Eventually, I would explain everything.
I just wanted to be alone. In my room, I examined the windows. I was on the
second floor. I didn’t know if a drop out of the window would harm me terribly.
I could unlock the window and probably get the screen out. While I was checking
this out, I noticed that there were a bunch of large Doberman pincers wandering
around on the grounds. They looked mean. So that meant if I jumped out the
window, I was going to have to get past the dogs. I could possibly scale the
fence that surrounded the property, and maybe if I was lucky, there wouldn't be
any guards on the opposite side. But in doing so, I'd probably set off some
kind of alarm. And, of course, I didn't have a gun.
 
If I tried to escape and failed, Grandma Hoyt would probably triple the security.
Who knew, maybe she'd handcuff me to my bed or something. No. I needed to do
this right.
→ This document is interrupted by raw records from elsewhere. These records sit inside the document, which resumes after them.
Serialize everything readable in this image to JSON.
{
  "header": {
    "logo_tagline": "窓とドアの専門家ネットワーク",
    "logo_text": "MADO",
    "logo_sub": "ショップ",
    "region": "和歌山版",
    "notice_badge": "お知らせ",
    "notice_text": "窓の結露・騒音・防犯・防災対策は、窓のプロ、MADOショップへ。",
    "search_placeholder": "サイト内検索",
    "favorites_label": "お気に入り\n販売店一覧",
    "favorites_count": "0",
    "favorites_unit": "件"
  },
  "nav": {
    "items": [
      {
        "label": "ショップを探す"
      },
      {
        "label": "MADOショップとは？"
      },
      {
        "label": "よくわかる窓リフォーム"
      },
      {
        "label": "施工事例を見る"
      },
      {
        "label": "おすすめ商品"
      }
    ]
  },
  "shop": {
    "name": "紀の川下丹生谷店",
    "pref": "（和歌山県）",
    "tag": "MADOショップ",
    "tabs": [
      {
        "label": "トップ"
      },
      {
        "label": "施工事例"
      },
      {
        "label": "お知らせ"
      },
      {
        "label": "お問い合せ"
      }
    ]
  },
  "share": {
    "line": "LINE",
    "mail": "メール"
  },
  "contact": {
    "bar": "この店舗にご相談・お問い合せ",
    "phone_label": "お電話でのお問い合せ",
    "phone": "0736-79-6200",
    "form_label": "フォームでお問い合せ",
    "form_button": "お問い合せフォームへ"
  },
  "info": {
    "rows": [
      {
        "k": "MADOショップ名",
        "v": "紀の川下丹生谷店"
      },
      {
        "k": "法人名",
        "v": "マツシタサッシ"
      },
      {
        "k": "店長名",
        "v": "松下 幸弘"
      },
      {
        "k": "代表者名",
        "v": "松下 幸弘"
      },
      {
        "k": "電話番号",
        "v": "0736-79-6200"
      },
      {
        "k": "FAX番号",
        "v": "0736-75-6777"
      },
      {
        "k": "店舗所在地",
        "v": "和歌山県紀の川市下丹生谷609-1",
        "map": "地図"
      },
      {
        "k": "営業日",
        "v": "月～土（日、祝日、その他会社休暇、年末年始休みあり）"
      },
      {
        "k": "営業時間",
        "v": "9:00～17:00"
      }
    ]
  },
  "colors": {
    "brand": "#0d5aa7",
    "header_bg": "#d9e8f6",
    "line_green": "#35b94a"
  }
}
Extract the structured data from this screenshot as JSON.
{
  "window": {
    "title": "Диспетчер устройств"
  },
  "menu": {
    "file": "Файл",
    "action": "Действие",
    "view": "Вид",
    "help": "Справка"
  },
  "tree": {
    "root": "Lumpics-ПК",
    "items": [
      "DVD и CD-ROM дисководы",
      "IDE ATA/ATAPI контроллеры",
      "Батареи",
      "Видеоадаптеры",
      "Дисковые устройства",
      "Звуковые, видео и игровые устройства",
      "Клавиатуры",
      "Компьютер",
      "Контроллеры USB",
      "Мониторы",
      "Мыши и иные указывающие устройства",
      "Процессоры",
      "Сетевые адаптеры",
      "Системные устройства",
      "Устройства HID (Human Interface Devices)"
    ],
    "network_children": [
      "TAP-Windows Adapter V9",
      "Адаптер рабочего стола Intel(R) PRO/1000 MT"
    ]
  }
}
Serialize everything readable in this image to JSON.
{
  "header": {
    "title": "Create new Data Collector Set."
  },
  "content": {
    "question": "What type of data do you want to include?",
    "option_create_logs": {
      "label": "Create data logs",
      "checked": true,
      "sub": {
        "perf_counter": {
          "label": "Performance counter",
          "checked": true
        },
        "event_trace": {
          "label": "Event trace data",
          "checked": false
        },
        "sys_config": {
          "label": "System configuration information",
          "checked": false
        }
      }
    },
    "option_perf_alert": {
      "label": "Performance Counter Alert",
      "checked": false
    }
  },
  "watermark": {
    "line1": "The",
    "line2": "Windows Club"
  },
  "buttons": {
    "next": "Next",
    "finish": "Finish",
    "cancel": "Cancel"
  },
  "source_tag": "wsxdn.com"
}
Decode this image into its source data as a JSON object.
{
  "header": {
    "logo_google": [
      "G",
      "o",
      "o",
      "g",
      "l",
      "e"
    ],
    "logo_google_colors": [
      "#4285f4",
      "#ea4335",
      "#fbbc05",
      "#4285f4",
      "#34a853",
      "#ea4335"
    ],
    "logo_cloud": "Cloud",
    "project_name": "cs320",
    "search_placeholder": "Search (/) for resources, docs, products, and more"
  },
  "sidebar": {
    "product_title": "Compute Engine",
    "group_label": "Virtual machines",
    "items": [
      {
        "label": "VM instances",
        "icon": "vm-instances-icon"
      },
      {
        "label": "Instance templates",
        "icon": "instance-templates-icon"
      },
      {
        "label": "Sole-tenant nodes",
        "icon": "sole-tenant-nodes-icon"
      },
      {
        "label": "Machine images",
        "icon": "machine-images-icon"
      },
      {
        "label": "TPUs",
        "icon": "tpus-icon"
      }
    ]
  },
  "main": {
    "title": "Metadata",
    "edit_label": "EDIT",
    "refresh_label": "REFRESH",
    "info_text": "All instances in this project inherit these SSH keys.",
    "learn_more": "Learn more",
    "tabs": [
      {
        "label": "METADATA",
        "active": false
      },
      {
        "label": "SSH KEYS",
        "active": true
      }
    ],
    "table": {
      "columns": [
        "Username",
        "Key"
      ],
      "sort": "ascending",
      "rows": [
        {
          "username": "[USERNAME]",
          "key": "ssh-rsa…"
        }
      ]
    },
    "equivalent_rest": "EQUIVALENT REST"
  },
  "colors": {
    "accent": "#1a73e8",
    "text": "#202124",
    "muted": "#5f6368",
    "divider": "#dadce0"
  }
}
I was going to have to plan. And I needed something waiting for me
once I got out. I wondered if Father Gerald could get me in touch with Hallam.
There was no phone in my room, but I did have a computer.
I looked up Christ is King Catholic church in
Shiloh
,
Georgia
on the internet. I found a phone number, which I scribbled on a piece of paper
and stuck in the pocket of my nightgown. (It had pockets. Go figure.)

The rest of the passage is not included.